Question – After 2013, an employer offers affordable minimum essential coverage to at least 95%, but less than 100%, of full-time employees. Will the employer owe any penalty tax if an employee, who was not offered coverage, receives a premium tax credit, or cost-sharing reduction, on the Exchange?

Answer – Yes

The penalty tax under Code Section 4980H(b) may apply if any full-time employee not offered coverage goes on the Exchange and receives a premium credit or cost-sharing reduction. Under the “margin of error” rule, the penalty tax under Code Section 4980H(a) will not apply in this instance.

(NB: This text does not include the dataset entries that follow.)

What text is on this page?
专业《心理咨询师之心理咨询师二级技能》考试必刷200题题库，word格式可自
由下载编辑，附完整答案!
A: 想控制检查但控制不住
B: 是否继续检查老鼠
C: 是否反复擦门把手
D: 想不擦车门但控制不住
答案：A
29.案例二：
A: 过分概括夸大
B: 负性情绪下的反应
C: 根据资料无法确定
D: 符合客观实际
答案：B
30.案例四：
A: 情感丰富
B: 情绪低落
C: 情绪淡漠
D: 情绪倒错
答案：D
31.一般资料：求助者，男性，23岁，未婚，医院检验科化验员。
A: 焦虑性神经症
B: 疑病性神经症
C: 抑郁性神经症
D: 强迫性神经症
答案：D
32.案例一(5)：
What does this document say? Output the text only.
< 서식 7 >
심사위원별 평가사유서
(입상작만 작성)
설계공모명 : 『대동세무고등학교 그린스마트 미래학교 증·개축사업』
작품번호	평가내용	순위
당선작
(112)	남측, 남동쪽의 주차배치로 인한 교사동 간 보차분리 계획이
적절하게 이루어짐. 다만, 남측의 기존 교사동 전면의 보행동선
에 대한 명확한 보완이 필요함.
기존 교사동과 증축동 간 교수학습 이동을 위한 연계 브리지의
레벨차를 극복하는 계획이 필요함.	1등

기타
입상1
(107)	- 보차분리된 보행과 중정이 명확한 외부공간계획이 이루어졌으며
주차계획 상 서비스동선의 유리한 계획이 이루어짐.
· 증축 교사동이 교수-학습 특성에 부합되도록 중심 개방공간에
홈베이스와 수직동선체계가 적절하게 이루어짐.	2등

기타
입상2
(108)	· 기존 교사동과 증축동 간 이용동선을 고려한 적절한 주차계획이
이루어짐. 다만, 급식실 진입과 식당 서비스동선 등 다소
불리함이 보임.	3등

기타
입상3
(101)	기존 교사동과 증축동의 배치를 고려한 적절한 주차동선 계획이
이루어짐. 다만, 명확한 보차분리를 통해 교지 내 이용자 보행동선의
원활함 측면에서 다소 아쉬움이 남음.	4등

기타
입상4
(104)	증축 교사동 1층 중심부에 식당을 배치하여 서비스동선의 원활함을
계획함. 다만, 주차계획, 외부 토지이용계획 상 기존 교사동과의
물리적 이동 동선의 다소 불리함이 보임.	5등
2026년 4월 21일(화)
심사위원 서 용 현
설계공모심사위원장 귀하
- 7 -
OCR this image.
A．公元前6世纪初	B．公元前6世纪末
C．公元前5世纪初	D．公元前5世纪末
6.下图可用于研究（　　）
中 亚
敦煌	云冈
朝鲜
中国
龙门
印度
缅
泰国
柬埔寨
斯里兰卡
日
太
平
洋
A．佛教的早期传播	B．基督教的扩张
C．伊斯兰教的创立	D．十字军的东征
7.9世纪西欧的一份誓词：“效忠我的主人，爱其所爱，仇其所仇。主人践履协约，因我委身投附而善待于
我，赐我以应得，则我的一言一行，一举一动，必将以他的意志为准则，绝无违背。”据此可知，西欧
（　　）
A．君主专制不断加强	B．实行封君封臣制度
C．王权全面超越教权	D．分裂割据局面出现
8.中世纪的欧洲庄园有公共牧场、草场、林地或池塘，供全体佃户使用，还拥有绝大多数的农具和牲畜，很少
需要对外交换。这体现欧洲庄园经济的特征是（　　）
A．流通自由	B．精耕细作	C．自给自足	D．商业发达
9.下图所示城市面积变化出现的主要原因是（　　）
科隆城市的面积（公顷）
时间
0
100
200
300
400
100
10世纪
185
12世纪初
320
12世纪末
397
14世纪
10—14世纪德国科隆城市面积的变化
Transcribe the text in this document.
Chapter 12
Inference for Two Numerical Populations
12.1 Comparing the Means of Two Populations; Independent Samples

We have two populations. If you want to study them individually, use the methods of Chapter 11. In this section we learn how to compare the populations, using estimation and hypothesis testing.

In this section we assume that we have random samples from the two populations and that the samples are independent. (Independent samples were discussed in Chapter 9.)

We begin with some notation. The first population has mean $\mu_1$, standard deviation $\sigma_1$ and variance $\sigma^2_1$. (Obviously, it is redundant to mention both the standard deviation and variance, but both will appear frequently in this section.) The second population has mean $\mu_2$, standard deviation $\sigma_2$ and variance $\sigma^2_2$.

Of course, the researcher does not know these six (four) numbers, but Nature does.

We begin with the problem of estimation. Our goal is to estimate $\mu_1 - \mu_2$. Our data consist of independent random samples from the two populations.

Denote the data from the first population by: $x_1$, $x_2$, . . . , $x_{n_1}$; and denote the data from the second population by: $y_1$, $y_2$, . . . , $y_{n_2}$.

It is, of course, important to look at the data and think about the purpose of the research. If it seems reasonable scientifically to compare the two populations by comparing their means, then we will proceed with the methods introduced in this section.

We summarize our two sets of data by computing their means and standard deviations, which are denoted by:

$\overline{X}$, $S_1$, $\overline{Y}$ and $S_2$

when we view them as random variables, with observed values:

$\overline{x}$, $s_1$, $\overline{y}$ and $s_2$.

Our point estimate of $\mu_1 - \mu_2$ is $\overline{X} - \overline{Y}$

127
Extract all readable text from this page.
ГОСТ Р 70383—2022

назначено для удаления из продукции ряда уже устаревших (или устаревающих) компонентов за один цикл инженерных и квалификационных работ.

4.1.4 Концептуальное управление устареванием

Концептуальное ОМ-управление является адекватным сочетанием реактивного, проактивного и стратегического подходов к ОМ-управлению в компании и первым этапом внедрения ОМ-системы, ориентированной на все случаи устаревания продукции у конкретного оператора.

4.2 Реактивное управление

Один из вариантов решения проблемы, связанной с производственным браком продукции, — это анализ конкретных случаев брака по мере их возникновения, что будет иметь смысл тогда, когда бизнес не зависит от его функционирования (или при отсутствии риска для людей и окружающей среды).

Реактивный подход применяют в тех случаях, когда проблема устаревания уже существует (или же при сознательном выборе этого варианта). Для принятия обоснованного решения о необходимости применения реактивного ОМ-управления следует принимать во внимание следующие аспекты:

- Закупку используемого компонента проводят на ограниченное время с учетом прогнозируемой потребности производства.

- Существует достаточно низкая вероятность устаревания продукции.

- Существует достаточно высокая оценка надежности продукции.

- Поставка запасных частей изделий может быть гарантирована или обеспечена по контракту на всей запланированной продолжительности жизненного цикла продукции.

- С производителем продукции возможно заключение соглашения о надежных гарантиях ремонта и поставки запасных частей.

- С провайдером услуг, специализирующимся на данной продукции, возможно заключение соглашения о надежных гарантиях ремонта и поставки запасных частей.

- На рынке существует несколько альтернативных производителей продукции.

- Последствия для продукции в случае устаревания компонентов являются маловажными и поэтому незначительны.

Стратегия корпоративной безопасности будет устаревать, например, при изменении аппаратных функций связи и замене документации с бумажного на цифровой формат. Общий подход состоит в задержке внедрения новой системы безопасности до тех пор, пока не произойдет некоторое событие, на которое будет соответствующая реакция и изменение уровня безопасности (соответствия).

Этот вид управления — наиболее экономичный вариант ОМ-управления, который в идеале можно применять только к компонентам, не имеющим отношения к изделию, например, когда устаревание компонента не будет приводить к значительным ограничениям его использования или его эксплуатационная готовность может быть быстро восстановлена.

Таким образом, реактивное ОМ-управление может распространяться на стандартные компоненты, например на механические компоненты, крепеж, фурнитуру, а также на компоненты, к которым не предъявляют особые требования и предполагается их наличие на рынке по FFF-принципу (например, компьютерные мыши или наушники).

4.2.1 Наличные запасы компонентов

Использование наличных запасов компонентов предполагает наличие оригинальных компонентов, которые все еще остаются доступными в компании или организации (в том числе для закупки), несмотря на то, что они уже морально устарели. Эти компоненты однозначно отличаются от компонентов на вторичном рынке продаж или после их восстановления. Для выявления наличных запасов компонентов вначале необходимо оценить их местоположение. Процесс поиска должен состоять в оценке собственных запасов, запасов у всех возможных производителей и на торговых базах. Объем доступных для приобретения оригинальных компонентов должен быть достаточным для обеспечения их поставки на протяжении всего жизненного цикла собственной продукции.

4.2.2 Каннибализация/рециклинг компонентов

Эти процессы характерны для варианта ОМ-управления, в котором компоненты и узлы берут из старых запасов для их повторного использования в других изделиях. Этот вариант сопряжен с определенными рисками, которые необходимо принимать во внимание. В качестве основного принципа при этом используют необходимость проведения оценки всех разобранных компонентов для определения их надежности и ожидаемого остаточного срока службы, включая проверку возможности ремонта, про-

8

In Proposed Treasury Regulation Section 54.4980H-4(a), the IRS provides this margin of error rule that an applicable large-employer member will be treated as offering coverage to its full-time employees (and their dependents) for a calendar month if, for that month, it offers coverage to all but 5%, or, if greater, 5 of its full-time employees (provided that an employee is treated as having been offered coverage only if the employer also has offered coverage to that employee’s dependents).

This “margin of error” rule only prevents the application of the penalty tax under Code Section 4980H(a), but not the application of the penalty tax under Code Section 4980H(b).

Code Section 4980H(a) provides that the penalty tax on large employers not offering coverage is equal to the product of the “applicable payment amount” and the number of individuals employed by the applicable large-employer member (less the 30-employee reduction) as full-time employees during the month. The “applicable payment amount” for 2014 is $166.67 with respect to any month (that is, 1/12 of $2,000).

Code Section 4980H(b)(1) provides that the penalty tax is equal to $250 (1/12 of $3,000, adjusted for inflation after 2014) times the number of full-time employees for any month who receive premium tax credits or cost-sharing assistance (this number is not reduced by 30).